Der Bedarf an einer solchen Dienstleistung ist aus Sicht von Wolfgang Sieveking, Leiter des Fachbereichs Familie und Soziales der Stadt, gegeben. „Die Wohnungsnot in Gütersloh ist groß“, sagte er. Immer mehr Menschen befänden sich in der Wohnungssicherung, 2014 hätten 141 Haushalte im Stadtgebiet entsprechende Beratung benötigt. Im ersten Quartal 2015 seien es schon 51 gewesen – hochgerechnet aufs Gesamtjahr ergebe sich damit ein deutliches Plus.
Dass sich der neue Service auch tatsächlich etablieren wird, davon ist Dietrich Dünhölter, Leiter des Nachbarschaftstreffs, überzeugt. „Hier leben viele verschiedene Nationalitäten, das ist nicht immer leicht. Gleichzeitig treffen die Menschen sich hier bei uns.“ Das sei auch der Ansatz für das gemeinsame Angebot von Nachbarschaftstreff und „Beratung Leben & Wohnen“. „Wir wollen hier nichts vermeiden, wir wollen, dass die Leute aufeinander zugehen.“
„Solche Hilfen müssen natürlich auch angenommen werden“, sagte zudem Diakonie-Vorstand Björn Neßler, „das muss sich nun nach und nach ergeben.“ Er ist aber überzeugt: „Durch das Verknüpfen einer Wohnungsbaugesellschaft mit diakonischen Leistungen werden wir weitere Wohnungsnot im Kreis verhindern.“ Das denkt auch Jens Ellermann, Leiter Mietservice bei der LEG aus Bielefeld. „Wir haben nicht lange gezögert, bei dem Projekt mitzumachen“, erinnert er sich an die Ideenfindungsphase 2013. „Wir arbeiten über die Gemeinwesenarbeit an der Fröbelstraße schon lange mit der Diakonie zusammen.“ Die LEG stellt unter anderem die Räumlichkeiten für das Stadtteilzentrum zur Verfügung und unterstützt finanziell.
Infokasten:
· Die „Beratung Leben & Wohnen“ ist die Weiterführung der „Wohnquartierorientierten Hilfen“ (WOH), die die Diakonie 2014 gemeinsam mit der LEG ins Leben gerufen hat.
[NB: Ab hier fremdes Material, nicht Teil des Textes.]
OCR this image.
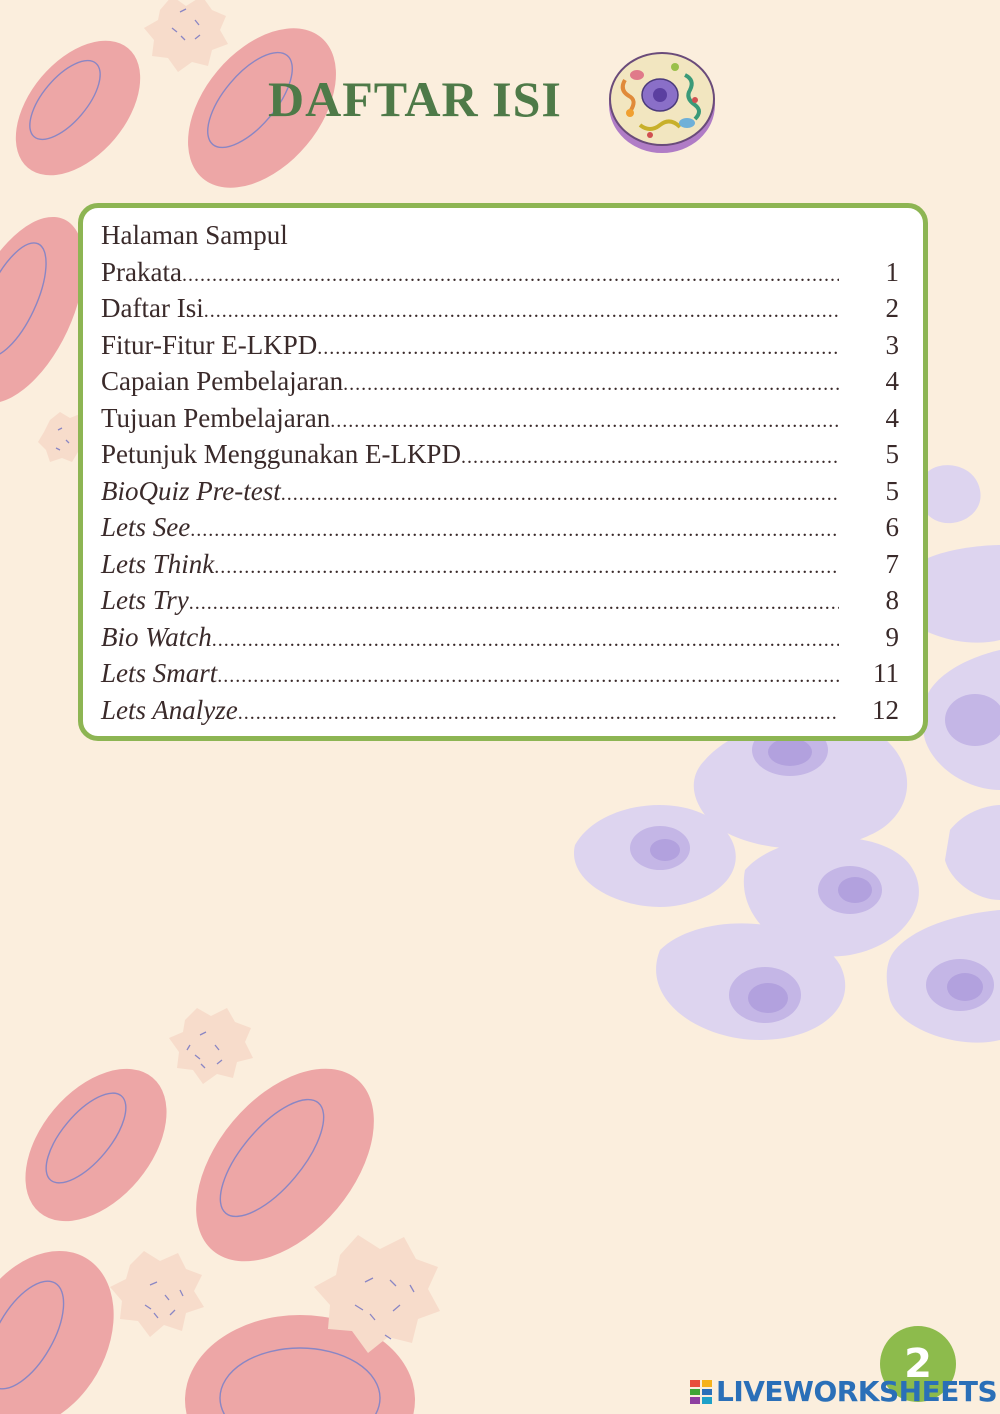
DAFTAR ISI
Halaman Sampul
Prakata .....	1
Daftar Isi .....	2
Fitur-Fitur E-LKPD .....	3
Capaian Pembelajaran .....	4
Tujuan Pembelajaran .....	4
Petunjuk Menggunakan E-LKPD .....	5
BioQuiz Pre-test .....	5
Lets See .....	6
Lets Think .....	7
Lets Try .....	8
Bio Watch .....	9
Lets Smart .....	11
Lets Analyze .....	12
2
LIVEWORKSHEETS
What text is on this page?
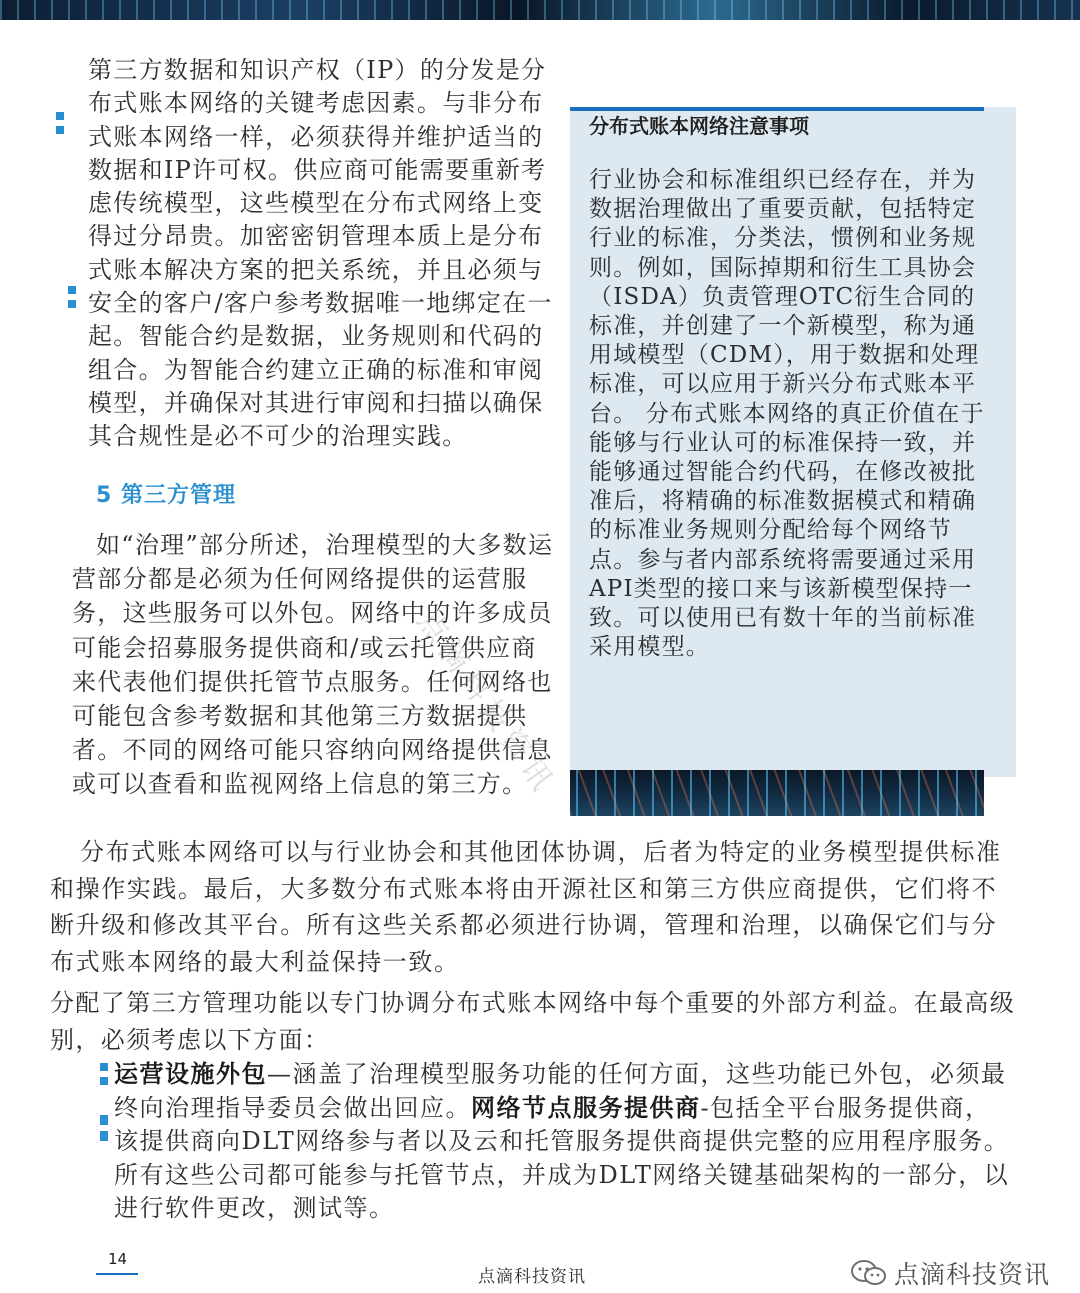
第三方数据和知识产权（IP）的分发是分布式账本网络的关键考虑因素。与非分布式账本网络一样，必须获得并维护适当的数据和IP许可权。供应商可能需要重新考虑传统模型，这些模型在分布式网络上变得过分昂贵。加密密钥管理本质上是分布式账本解决方案的把关系统，并且必须与安全的客户/客户参考数据唯一地绑定在一起。智能合约是数据，业务规则和代码的组合。为智能合约建立正确的标准和审阅模型，并确保对其进行审阅和扫描以确保其合规性是必不可少的治理实践。

5 第三方管理

如“治理”部分所述，治理模型的大多数运营部分都是必须为任何网络提供的运营服务，这些服务可以外包。网络中的许多成员可能会招募服务提供商和/或云托管供应商来代表他们提供托管节点服务。任何网络也可能包含参考数据和其他第三方数据提供者。不同的网络可能只容纳向网络提供信息或可以查看和监视网络上信息的第三方。

分布式账本网络注意事项

行业协会和标准组织已经存在，并为数据治理做出了重要贡献，包括特定行业的标准，分类法，惯例和业务规则。例如，国际掉期和衍生工具协会（ISDA）负责管理OTC衍生合同的标准，并创建了一个新模型，称为通用域模型（CDM），用于数据和处理标准，可以应用于新兴分布式账本平台。 分布式账本网络的真正价值在于能够与行业认可的标准保持一致，并能够通过智能合约代码，在修改被批准后，将精确的标准数据模式和精确的标准业务规则分配给每个网络节点。参与者内部系统将需要通过采用API类型的接口来与该新模型保持一致。可以使用已有数十年的当前标准采用模型。

点滴科技资讯

分布式账本网络可以与行业协会和其他团体协调，后者为特定的业务模型提供标准和操作实践。最后，大多数分布式账本将由开源社区和第三方供应商提供，它们将不断升级和修改其平台。所有这些关系都必须进行协调，管理和治理，以确保它们与分布式账本网络的最大利益保持一致。

分配了第三方管理功能以专门协调分布式账本网络中每个重要的外部方利益。在最高级别，必须考虑以下方面：

运营设施外包—涵盖了治理模型服务功能的任何方面，这些功能已外包，必须最终向治理指导委员会做出回应。网络节点服务提供商-包括全平台服务提供商，该提供商向DLT网络参与者以及云和托管服务提供商提供完整的应用程序服务。所有这些公司都可能参与托管节点，并成为DLT网络关键基础架构的一部分，以进行软件更改，测试等。

14
点滴科技资讯	点滴科技资讯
· Waren die WOH-Mitarbeiter zunächst von anderen Standorten aus tätig, haben sie durch das neue Stadtteilzentrum nun eine Präsenz vor Ort.
· Zielgruppe sind Anwohner im Gebiet zwischen Grundtvigstraße, Wichernstraße, Brockhäger Straße, Nordring und Marienfelder Straße sowie Mieter von LEG-Wohnungen aus dem gesamt Kreisgebiet.
· Die Mitarbeiter der Diakonie werden aktiv, wenn ein Betroffener sich selbst an die Mitarbeiter wendet oder sogenannte Zuweiser (z.B. Bildungseinrichtungen oder Vermieter) die Mitarbeiter darüber informieren, dass bei konkreten Personen oder Familien Hilfebedarf bestehen könnte. In solchen Fällen suchen die Mitarbeiter von sich aus den Kontakt zu Betroffenen und bieten Hilfe an.